Gesto político mais famoso dos Jogos Olímpicos faz 50 anos
16 de outubro de 2018Tommie Smith ergue o braço direito, o punho cerrado. John Carlos, atrás dele, levanta o esquerdo. Ambos vestem luvas negras e inclinam levemente a cabeça para baixo. Apenas de meias pretas, os dois atletas dos Estados Unidos ouvem em silêncio a execução do hino de seu país.
As imagens desse protesto silencioso durante os Jogos Olímpicos de 1968, na Cidade do México, correram o mundo e viraram um escândalo na terra dos dois atletas.
Nesta terça-feira (16/10), este momento histórico completa 50 anos. E o motivo do protesto dos dois atletas continua mais atual do que nunca. "Em termos de direitos civis, uma lesma avançou mais do que nós nesses 50 anos", comenta John Carlos hoje.
Naquele 16 de outubro, Smith ganhou a medalha de ouro nos 200 metros e quebrou o recorde mundial com o tempo de 19,83 segundos – ele foi o primeiro atleta a bater a marca dos 20 segundos. Carlos conquistou a medalha de bronze. Mas os momentos de glória foram poucos, pois o auge da carreira de ambos foi também o começo do fim.
Afinal, com seu gesto contra a discriminação e o preconceito racial nos Estados Unidos, eles haviam quebrado uma regra fundamental do movimento olímpico: a de que esporte e política – supostamente – não se misturam.
Smith, então com 24 anos, e Carlos, um ano mais novo, pagariam pelo resto de suas vidas pelo gesto. Eles haviam provocado uma sociedade que, à época dos movimentos de direitos civis dos negros nos Estados Unidos, estava com os ânimos exaltados.
Sob pressão do Comitê Olímpico Internacional (COI), ambos foram excluídos da equipe americana, e Smith perdeu todas as verbas de patrocínio. De uma hora para a outra eles se tornaram párias e receberam até mesmo ameaças de morte.
"Não achávamos mais emprego. Não entrava mais dinheiro. Muitas pessoas que eu considerava meus amigos se afastaram de mim. Nossos filhos sofriam bulling na escola. Minha primeira mulher não suportou tudo aquilo e se matou", recorda Carlos.

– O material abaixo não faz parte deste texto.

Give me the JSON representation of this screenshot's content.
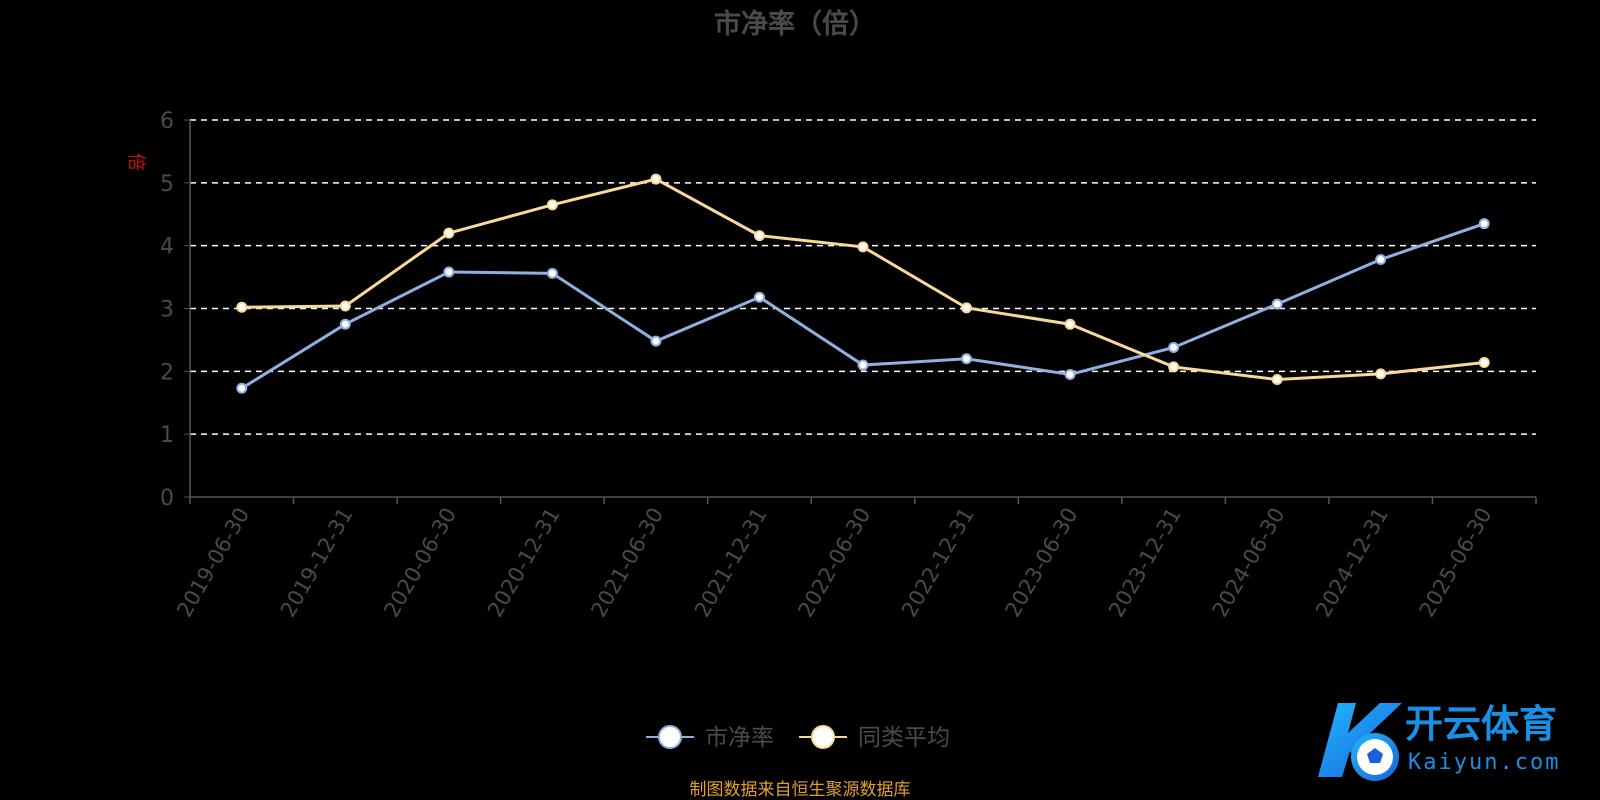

A encenação fora detalhadamente pensada: os punhos erguidos eram o símbolo do movimento Black Power. As meias pretas simbolizavam a pobreza da população negra. Além disso, Smith e Carlos usavam um broche branco no peito, símbolo do movimento Projeto Olímpico pelos Direitos Humanos (OPHR, em inglês), ao qual ambos pertenciam, assim como a terceira pessoa no pódio, o australiano e medalhista de prata Peter Norman. Ele apoiou o gesto.
A OPHR lutava contra o racismo no esporte e havia até mesmo defendido o boicote dos Jogos Olímpicos. O boicote nunca aconteceu, mas a ideia de deixar uma marca ficou. "Tínhamos que fazer algo para poder avançar" na luta pelos direitos dos negros, declarou Smith ao jornal Bild am Sonntag. Por isso, ele e Carlos pensaram em usar um palco até então inexistente – a transmissão pela televisão, para todo o mundo, dos Jogos Olímpicos.
Depois de retornarem aos Estados Unidos, Smith e Carlos tiveram que batalhar pela sobrevivência e só aos poucos conseguiram se reerguer. Ambos jogaram, sem muito sucesso, na liga de futebol americano, a NFL, e depois trabalharam como técnicos e professores.
Só muitos anos mais tarde obtiveram reconhecimento pelo seu gesto audacioso. Desde 2005, uma estátua no campus da Universidade San José, na Califórnia, homenageia o protesto. Em 2016, o então presidente Barack Obama recebeu os dois na Casa Branca.
Mas a luta contra o racismo nos Estados Unidos continua, e também no esporte. Em 2016, um dos astros da NFL, Colin Kaepernick, se envolveu numa polêmica por se ajoelhar durante a execução do hino nacional, em protesto contra a injustiça racial no país. Ele está atualmente sem clube.